Jacques
Chirac s'est acquitté mercredi sans chaleur d'une formalité en apportant
son soutien à la candidature présidentielle de Nicolas Sarkozy, qui
quittera lundi le ministère de l'Intérieur. Ce soutien met
provisoirement un point final à 12 ans de relations houleuses entre le
chef de l'Etat et Nicolas Sarkozy, qui avait soutenu en 1995 la
candidature à l'Elysée d'Edouard Balladur contre Jacques Chirac.
Le
message que le Président Chirac a adressé aux Français ce dimanche 11
mars m'a, je l'avoue, ému.
C'est
une page importante de l'histoire de la Vème république qui est tournée
par l'annonce de sa retraite politique. Son intervention a été
particulièrement digne, et ce qu'il a dit, pour peu qu'on oublie la
réalité de ces douze dernières années, sincère et fondamentale.
Il
n'a pas, à cette occasion, exprimé un choix, mais la totale absence de
référence au général de Gaulle dont il a été pourtant un ministre,
présage un soutien à Nicolas Sarkozy ; une référence gaullienne eut été
déplacée.
Son
bilan
Que
faut-il retenir son passage à l'Elysée :
Après
la première cohabitation de 1986 à 1988, que l'on pensait n'être qu'un
incident de parcours que l'histoire ne nous épargne jamais, la
dissolution ratée en 1997, toujours inexpliquée, a institutionnalisé la
cohabitation comme un mode de gouvernance. Le quinquennat, prônée par
Valéry Giscard d'Estaing qui s'en est suivi, a transformé nos
institutions et rétabli le pouvoir des partis politiques. Aujourd'hui,
beaucoup des candidats à la magistrature suprêmes utilisent ce constat
pour aller vers une VIème république qui ne sera qu'un clone de la 4ème
réputée pour son instabilité gouvernementale. Par ailleurs, le retour de
la France au sein du comité militaire de l'OTAN est une position
notoirement antigaulliste qu'il est indispensable de rappeler*.
Une
Europe ayant perdu son contrôle
La création d'une monnaie unique,
l'Euro, dont on mesure aujourd'hui toute l'étendue du désastre tant
auprès des familles par une réelle augmentation des produits de première
nécessité, qu'au niveau de notre économie par une parité euro-dollar
plombant nos exportations (Airbus !). Utile aussi de rappeler l'échec
personnel, mais heureux pour la France, du référendum européen du 29 mai
2005, que le Président n'a pas, ni de près, ni de loin, évoqué pour ne
pas gêner Nicolas Sarkozy qui s'apprête à le contourner dès son
éventuelle élection.
Nous
pourrions lister toutes ses erreurs (Service national…), mais il
convient de rester sur l'essentiel.
Ne
pas omettre pour autant
Néanmoins,
personne ne pourra oublier la politique étrangère de la France pendant
ses deux mandats. C'est bien dans ce domaine que Jacques Chirac s'est
montré le plus gaulliste, et notamment dans l'affaire Irakienne pendant
laquelle la voix de la France s'est voulue indépendante, forte et
appréciée partout dans le monde. Comment pourra-t-il, sans détourner les
yeux de ceux des Français qu'il dit tant aimer, reconnaître en Nicolas
Sarkozy, le candidat le mieux disposé à poursuivre cette politique ?
La
fin d'une époque, mais pas celle du gaullisme
Dans
l'histoire du gaullisme, on peut distinguer trois phases
générationnelles. La première correspond à la guerre 39-45. Il reste
très peu d'acteurs de cette héroïque période, et personne dans la classe
politique ne peut encore s'y référer. La seconde, celle du retour du
Général aux affaires en 58, les débuts de la Vème république, plus
politique qu'historique, se termine par le départ de Jacques Chirac.

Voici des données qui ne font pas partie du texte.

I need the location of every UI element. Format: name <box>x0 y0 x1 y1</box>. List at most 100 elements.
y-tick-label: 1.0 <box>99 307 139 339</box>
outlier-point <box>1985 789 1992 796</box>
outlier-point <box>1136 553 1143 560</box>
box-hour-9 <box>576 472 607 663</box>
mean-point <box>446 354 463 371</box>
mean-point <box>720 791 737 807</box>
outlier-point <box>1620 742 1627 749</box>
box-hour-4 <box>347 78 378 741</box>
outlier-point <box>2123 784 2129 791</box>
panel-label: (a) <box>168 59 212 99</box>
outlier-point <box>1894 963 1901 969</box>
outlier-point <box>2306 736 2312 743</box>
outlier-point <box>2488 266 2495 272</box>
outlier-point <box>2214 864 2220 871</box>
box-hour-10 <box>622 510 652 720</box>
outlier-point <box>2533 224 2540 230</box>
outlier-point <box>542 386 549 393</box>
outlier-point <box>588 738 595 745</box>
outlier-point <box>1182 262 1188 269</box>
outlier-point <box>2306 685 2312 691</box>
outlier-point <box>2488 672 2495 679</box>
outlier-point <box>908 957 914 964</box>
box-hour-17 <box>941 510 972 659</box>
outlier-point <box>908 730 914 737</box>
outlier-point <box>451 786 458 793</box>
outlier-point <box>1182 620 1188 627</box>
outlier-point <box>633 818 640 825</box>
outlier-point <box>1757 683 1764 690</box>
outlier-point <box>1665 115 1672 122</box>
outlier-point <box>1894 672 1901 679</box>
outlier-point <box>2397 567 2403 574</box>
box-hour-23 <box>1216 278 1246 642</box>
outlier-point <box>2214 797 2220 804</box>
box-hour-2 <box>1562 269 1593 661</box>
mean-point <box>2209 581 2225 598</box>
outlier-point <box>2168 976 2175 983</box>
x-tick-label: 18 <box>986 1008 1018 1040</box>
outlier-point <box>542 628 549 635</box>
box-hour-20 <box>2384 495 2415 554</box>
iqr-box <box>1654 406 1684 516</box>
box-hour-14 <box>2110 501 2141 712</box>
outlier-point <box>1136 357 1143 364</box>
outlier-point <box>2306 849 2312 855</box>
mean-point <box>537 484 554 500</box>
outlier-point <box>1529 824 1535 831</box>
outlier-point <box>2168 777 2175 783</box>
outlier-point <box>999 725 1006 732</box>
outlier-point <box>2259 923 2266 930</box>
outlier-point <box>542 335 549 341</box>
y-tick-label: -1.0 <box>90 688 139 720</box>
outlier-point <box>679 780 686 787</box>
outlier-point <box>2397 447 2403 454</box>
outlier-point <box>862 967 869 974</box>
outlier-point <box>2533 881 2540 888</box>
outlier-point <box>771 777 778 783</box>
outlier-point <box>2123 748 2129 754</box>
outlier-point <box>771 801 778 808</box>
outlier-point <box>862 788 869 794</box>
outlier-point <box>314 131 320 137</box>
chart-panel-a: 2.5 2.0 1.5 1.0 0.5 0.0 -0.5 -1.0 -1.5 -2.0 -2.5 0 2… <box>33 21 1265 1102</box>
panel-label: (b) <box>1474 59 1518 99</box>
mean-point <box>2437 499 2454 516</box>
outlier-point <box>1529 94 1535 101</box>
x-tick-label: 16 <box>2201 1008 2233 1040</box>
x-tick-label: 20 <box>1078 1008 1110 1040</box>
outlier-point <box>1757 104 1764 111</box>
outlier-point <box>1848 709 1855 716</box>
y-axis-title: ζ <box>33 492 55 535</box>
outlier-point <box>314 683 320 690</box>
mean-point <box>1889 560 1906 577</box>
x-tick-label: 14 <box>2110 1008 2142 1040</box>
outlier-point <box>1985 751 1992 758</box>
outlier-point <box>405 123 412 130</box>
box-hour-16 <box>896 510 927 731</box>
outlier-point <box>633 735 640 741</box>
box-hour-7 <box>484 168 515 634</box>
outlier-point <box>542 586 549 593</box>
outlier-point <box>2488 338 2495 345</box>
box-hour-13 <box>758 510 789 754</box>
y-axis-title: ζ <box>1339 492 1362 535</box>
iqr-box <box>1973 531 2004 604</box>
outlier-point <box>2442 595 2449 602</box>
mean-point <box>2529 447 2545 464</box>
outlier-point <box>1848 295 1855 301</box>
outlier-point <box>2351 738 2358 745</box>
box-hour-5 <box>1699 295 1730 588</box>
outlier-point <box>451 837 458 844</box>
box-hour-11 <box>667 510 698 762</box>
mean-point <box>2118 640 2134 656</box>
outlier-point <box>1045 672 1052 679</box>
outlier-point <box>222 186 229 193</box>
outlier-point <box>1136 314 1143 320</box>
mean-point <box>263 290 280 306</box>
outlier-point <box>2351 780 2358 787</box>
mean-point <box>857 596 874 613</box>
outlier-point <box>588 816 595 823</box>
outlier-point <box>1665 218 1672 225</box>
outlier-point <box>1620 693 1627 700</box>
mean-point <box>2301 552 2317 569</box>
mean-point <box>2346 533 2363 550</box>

Aujourd'hui, une troisième génération va éclore. Elle s'appuiera sur
l'héritage laissé par le Général, mais aussi, et surtout, sur les idées
qu'il a toujours défendues, dans tous les domaines, avec cette
sensibilité sociale si nécessaire. Son œuvre inachevée sera le fil
conducteur de notre action et celle des générations à venir. Le
gaullisme n'est pas mort comme le souhaitent tous ces "revanchards" qui
rêvent, en secret, de lui "faire la peau". Il survivra et représentera,
une fois de plus, le renouveau de notre Nation, libre, indépendante,
démocratique, sociale, respectée et reconnue dans le monde entier comme
une référence humaniste.
* Retour
honteux de la France dans l’OTAN Annoncée en
pleine grève, le 5 décembre 1995, la réintégration de la France au sein
du conseil des ministres et du comité militaire de l’Organisation du
traité de l’Atlantique nord est passée quasiment inaperçue. Or cette
décision tourne la page ouverte en 1966 par le général de Gaulle avec le
retrait de l’organisation militaire intégrée de l’Alliance.
Aboutissement d’un rapprochement progressif engagé dès les années 70,
cet acte politique majeur s’appuie sur des arguments fallacieux.